Stress, accidents, suicides : un soutien psychologique pour tous les marins de France
Vendredi 8 octobre 2021 - Par Hélène Roussel, France Bleu Loire Océan, France Bleu
Saint-Nazaire
Ce jeudi et ce vendredi se tient au Cinéville de Saint-Nazaire le premier congrès de l'urgence médico-psychologique des gens de mer. Les pêcheurs et les marins de commerce sont les plus fragiles, avec un taux de stress post-traumatique supérieur à 20% par rapport à la moyenne nationale.
Marin : la profession la plus dangereuse au monde avec un taux de stress post-traumatique supérieur à 20% par rapport à la moyenne. © Maxppp - Sadak Souici / Le Pictorium
Ils partent des jours, des semaines, parfois des mois en mer. C'est un huit-clos à bord, même dans le pire des cas. Un accident sur le bateau par exemple : un marin fait une chute grave ou un infarctus, quand à terre, ce genre de situation est déjà traumatisante, en mer, il faut vivre avec, car avant que les secours n'arrivent ou que le bateau retourne au port, il faut parfois plusieurs jours. C'est ce qu'on appelle en psychologie le temps de dissociation.

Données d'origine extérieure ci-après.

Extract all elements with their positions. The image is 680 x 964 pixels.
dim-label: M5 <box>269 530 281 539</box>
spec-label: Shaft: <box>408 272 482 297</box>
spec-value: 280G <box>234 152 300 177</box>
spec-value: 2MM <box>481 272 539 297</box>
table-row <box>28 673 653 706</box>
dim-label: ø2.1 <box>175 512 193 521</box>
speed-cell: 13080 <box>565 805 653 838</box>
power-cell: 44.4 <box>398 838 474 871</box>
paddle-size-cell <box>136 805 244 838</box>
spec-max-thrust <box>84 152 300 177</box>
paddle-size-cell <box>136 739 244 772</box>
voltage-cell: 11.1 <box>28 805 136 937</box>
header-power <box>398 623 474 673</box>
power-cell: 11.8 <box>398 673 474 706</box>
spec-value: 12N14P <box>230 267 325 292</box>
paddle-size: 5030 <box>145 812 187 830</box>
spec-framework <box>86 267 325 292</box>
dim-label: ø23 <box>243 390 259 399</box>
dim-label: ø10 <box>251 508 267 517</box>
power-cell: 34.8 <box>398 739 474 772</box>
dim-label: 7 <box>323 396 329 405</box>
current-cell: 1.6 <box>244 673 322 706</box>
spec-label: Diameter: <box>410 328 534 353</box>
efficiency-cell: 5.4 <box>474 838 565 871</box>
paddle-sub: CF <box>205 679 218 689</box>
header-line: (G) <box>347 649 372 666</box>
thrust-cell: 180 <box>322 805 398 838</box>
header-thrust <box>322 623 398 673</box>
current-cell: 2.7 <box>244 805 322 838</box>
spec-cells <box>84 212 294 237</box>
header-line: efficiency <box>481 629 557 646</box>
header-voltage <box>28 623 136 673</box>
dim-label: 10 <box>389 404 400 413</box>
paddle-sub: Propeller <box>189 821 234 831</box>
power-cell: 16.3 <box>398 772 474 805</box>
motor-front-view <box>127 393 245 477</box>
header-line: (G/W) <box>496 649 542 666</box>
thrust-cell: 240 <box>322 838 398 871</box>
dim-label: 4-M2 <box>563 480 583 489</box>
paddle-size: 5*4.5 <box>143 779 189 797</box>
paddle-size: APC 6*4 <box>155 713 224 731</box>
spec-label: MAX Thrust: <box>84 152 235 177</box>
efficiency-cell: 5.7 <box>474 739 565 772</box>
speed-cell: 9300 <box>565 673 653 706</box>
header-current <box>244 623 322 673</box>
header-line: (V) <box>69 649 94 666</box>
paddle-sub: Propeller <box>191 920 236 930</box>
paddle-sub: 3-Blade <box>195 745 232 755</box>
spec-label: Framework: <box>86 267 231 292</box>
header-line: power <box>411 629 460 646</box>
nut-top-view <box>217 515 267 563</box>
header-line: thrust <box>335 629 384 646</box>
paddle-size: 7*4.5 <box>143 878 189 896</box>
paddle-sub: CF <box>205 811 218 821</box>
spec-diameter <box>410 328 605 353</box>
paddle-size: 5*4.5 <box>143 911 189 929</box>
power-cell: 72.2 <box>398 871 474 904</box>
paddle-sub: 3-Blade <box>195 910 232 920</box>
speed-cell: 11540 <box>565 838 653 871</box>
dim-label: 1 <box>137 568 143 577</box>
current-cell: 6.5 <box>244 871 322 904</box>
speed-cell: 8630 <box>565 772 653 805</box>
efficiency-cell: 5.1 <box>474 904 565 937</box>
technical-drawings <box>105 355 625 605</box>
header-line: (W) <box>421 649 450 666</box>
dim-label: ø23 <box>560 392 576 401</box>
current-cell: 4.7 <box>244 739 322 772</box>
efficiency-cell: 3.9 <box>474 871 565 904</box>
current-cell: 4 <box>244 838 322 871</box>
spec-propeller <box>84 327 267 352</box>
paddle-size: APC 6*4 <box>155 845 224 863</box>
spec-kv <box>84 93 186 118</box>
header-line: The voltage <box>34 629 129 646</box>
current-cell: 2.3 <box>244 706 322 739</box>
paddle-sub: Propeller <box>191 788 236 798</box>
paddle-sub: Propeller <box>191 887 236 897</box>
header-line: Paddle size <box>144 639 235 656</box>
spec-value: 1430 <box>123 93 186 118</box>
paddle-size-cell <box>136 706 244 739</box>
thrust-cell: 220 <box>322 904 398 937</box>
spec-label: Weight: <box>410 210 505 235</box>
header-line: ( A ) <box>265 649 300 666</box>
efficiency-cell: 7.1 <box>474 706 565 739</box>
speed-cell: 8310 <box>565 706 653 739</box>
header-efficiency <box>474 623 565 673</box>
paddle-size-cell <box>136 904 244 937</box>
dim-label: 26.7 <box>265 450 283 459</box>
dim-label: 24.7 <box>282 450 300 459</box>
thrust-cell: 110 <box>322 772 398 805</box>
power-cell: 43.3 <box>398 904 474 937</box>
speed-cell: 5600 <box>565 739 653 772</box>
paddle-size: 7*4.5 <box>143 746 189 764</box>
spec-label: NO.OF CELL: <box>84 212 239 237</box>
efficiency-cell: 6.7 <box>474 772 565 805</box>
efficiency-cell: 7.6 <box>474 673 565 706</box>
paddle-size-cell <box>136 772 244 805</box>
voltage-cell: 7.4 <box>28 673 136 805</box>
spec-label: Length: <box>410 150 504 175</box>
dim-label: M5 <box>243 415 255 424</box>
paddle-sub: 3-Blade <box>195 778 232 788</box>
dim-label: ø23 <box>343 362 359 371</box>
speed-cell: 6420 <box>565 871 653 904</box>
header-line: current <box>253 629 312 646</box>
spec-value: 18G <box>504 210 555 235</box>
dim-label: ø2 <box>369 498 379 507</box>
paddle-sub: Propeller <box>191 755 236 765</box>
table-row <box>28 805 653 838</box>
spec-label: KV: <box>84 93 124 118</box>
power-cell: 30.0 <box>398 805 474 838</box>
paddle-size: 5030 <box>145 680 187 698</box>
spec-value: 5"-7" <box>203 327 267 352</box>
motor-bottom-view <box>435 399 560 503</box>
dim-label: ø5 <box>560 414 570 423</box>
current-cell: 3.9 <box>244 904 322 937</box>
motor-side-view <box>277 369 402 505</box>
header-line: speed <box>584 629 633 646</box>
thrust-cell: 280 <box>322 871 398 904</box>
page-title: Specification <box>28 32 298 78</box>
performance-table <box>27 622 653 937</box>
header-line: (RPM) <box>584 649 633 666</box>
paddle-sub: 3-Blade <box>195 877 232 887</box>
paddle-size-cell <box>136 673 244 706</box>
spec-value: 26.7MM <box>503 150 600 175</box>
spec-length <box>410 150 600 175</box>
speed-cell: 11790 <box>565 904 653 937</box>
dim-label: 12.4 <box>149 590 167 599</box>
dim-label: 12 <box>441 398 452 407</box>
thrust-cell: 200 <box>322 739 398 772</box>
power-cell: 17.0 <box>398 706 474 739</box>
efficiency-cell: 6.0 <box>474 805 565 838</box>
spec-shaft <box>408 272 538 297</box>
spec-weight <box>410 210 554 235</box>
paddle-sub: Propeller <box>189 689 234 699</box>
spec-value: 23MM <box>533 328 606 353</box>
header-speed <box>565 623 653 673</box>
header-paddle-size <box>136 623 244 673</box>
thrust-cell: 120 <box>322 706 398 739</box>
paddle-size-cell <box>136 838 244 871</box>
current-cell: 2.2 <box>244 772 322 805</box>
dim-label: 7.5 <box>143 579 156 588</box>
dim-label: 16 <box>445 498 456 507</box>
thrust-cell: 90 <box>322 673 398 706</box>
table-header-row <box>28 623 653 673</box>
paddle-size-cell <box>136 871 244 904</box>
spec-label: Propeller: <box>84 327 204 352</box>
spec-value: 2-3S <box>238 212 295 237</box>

Un milieu où les blessures invisibles se taisent
Camille Jégo, psychologue, fondatrice et coordinatrice du CRAPEM, le Centre Ressources d'Aides Psychologiques En Mer, basé à l'hôpital de Saint-Nazaire, détaille : "Ca peut aussi vouloir dire vivre avec un cadavre à bord, on pense aux migrants, mais ça peut être le cadavre d'un coéquipier. Le plus courant reste le traumatisme du naufrage". A ces événements s'ajoutent l'isolement et le stress, parties intégrantes du métier. La dépression est la principale pathologie chez les marins et le taux de suicide bien supérieur au reste de la population. Dans ce milieu très masculin, les blessures invisibles se taisent. Des marins à la vie fracturée, qui consomment à terre plus de cocaïne ou de cannabis que la moyenne.
Camille Jégo a écrit un mémoire sur le sujet en 2017, le premier du genre, avant de monter cette unité de soutient psychologique à Saint-Nazaire en mars 2020. La seule à ce jour dans toute l'Europe. "On est présent au téléphone 24/24, en relation avec le CCMM (Centre de Consultation Médicale Maritime) basé à Toulouse. Il s'agit pour nous de rompre leur solitude, des les accompagner, de les soigner car nous proposons aussi des consultations, s'il le faut au téléphone ou en visio". Une seule unité pour répondre aux marins dans toute la France. "Depuis le mois de juin, nous en sommes à une centaine de patients", précise Camile Jégo tout en assurant que la thérapie fonctionne très bien, car dit-elle, "c'est une population ultra résiliente".